Dec. 14, 1998 DALLAS - December 11, 1998 - Identification of a gene that normally prevents endotoxic shock - which causes at least 20,000 deaths a year in the United States and possibly one million worldwide - was reported by UT Southwestern Medical Center at Dallas researchers in today's issue of Science.
Mutations of the "toll-like receptor-4" (Tlr4) gene in mice, and presumably in humans, create susceptibility to overwhelming infections caused by bacteria such as Salmonella. Endotoxic shock can occur when bacterial invasions become severe and systemic. Discovery of the gene may enable creation of a test to screen for people with Tlr4 genetic defects. Doctors could then use antibiotics to prevent the acceleration of infection.
"The knowledge that these mutations make mice highly susceptible to certain bacterial infections puts us in a position to identify comparable mutations in people to determine if they also are predisposed to these diseases," said Dr.

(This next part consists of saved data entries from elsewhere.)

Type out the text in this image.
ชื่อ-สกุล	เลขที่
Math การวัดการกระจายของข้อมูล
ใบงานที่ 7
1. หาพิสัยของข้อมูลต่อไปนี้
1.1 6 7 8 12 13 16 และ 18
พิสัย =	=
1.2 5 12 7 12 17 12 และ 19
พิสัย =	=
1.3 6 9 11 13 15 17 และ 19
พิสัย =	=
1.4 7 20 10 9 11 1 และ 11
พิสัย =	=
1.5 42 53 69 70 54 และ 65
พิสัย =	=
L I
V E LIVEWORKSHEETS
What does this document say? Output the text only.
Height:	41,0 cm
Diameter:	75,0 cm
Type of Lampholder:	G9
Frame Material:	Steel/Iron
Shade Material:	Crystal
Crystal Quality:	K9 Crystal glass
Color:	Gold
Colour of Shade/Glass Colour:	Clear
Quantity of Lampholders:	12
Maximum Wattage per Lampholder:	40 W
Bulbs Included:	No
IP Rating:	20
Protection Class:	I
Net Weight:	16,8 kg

Bruce Beutler, professor of internal medicine, Howard Hughes Medical Institute (HHMI) investigator and lead researcher on the study. "If so, we could protect susceptible individuals with antibiotics, eliminating some and perhaps most cases of endotoxic shock before they begin."
Tlr4 is necessary for cells to respond to endotoxin, a substance made by bacteria that is among the most potent activators of the body's defense against infections. Its cloning culminated a five-year effort in which the scientists mapped a minute region of the mouse genome, identified every gene in the region, and then pinpointed Tlr4. The project was intensely competitive with several groups of scientists from industry and academia racing to find this important gene.
"Endotoxin does not directly harm most cells of the body, but it triggers release of chemical weapons against infection," Beutler said. "At an early stage of an infection, these weapons, including tumor necrosis factor (TNF) and interleukin-1 (IL-1), alert the immune system, mobilizing a defensive response.
"If the early-warning system fails, the infection continues to spread throughout the body. This can result in massive overproduction of TNF and IL-1," Beutler said. "This deluge of chemical weapons can cause shock."
Discovery of the gene which is vital in activating the early-warning system is especially significant because it advances researchers' understanding of how the immune system detects endotoxin.
"We have proven that a single gene is essential for sensing endotoxin, and we have identified the protein this gene encodes," he said. "This knowledge might lead to effective methods to block the endotoxin signal, thereby preventing the worst complications of certain infections."
The other researchers involved in the study were: Dr. Alexander Poltorak, internal medicine postdoctoral fellow; Drs. Irina Smirnova, Xiaolong He and Chrisophe Van Huffel, HHMI postdoctoral fellows; Dr. Mu-Ya Liu, a postdoctoral fellow in pharmacology; Dale Birdwell, Erica Alejos and Maria Silva, HHMI research technicians; and researchers at the Max-Planck Institute fur Immunobiologie, Freiburg, Germany, and the Cellular and Molecular Pharmacology Center, Milan, Italy.